Starr bought a headset for his COO next, then for about 10 more employees. By December, he bought one for every employee and then some—a backlog for new hires and clients interested in VR. It cost about $50,000 for the hardware alone, Starr said.
Now, “probably 10% of our agency is in the metaverse at any given time,” he said, doing anything from meetings to trivia nights to baby showers, activities they used to do via Zoom.
“We now do those in the metaverse, and they’re much more engaging and fun,” Starr said.
Play hard
Digital media and marketing agency Goodway Group has been fully remote since 2008, but typically hosts two in-person summits per year. This February’s summit went hybrid with the incorporation of VR, said Goodway’s chief transformation and people officer Kandi Gongora.
The agency tapped into its travel budget to fund the purchase of Oculus headsets for its 477 employees, according to Gongora.
Goodway Group worked with VR and facilitation company Better Than Unicorns on the summit, and to create its branded workspace on VR platform Remio. Their relationship is ongoing; Better Than Unicorns founder and CEO Brett McCall helps new hires get the hang of VR, for instance, so they can participate in team meetings and bonding events like VR basketball, cornhole, and frisbee, Gongora said.
Goodway Group employees attend VR happy hours “pretty often,” Gongora said, and recently started participating in a “play session” with activities like paintball every Friday afternoon.
B2B marketing software company Wistia, which is still in a predominantly WFH setup, uses VR in a similar manner, although meetings are “more rare” than leisure activities like minigolf tournaments, said co-founder and CEO Chris Savage.
By tapping into the portion of the budget that used to be reserved for in-person company culture activities, Savage gave all his 180 employees Oculus headsets at the end of last year.

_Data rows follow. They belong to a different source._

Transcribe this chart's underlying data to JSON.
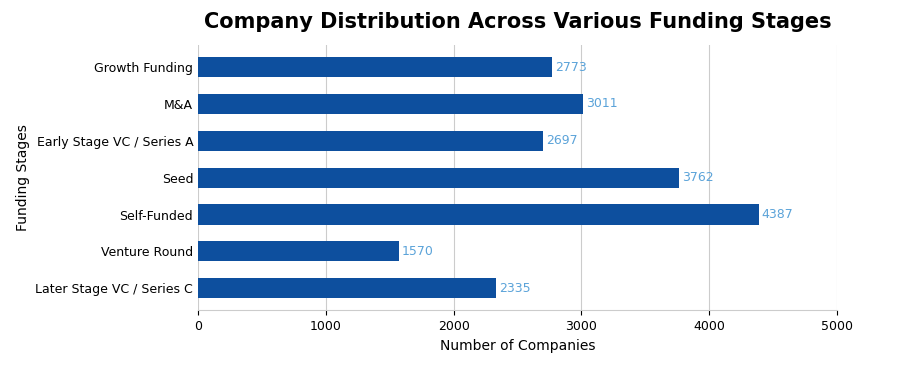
{
  "title": "Company Distribution Across Various Funding Stages",
  "xlabel": "Number of Companies",
  "ylabel": "Funding Stages",
  "categories": [
    "Growth Funding",
    "M&A",
    "Early Stage VC / Series A",
    "Seed",
    "Self-Funded",
    "Venture Round",
    "Later Stage VC / Series C"
  ],
  "values": [
    2773,
    3011,
    2697,
    3762,
    4387,
    1570,
    2335
  ],
  "bar_color": "#0d4f9e",
  "label_color": "#5ba3d9",
  "xlim": [
    0,
    5000
  ],
  "xticks": [
    0,
    1000,
    2000,
    3000,
    4000,
    5000
  ],
  "background_color": "#ffffff",
  "grid_color": "#cccccc",
  "title_fontsize": 15,
  "label_fontsize": 10,
  "tick_fontsize": 9,
  "value_fontsize": 9,
  "bar_height": 0.55
}
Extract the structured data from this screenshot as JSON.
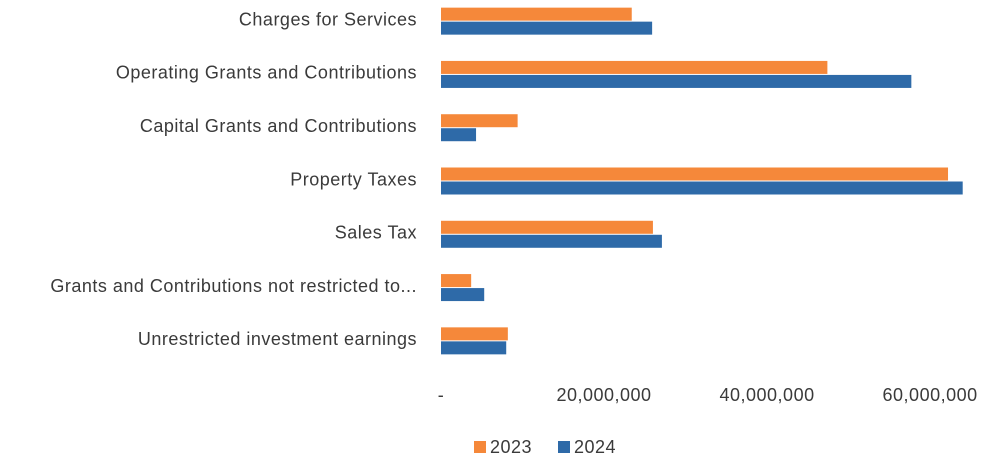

For Savage, VR gives his team “freedom to experiment” while working remotely.
“You have to be more purposeful when teams are remote to do that,” he said. Even if it’s not in the metaverse, he advised other leaders to “find the thing in your company where you can let people experiment with how they spend time together and how they connect.”
“If you’re not doing that, you’re missing out,” Savage said.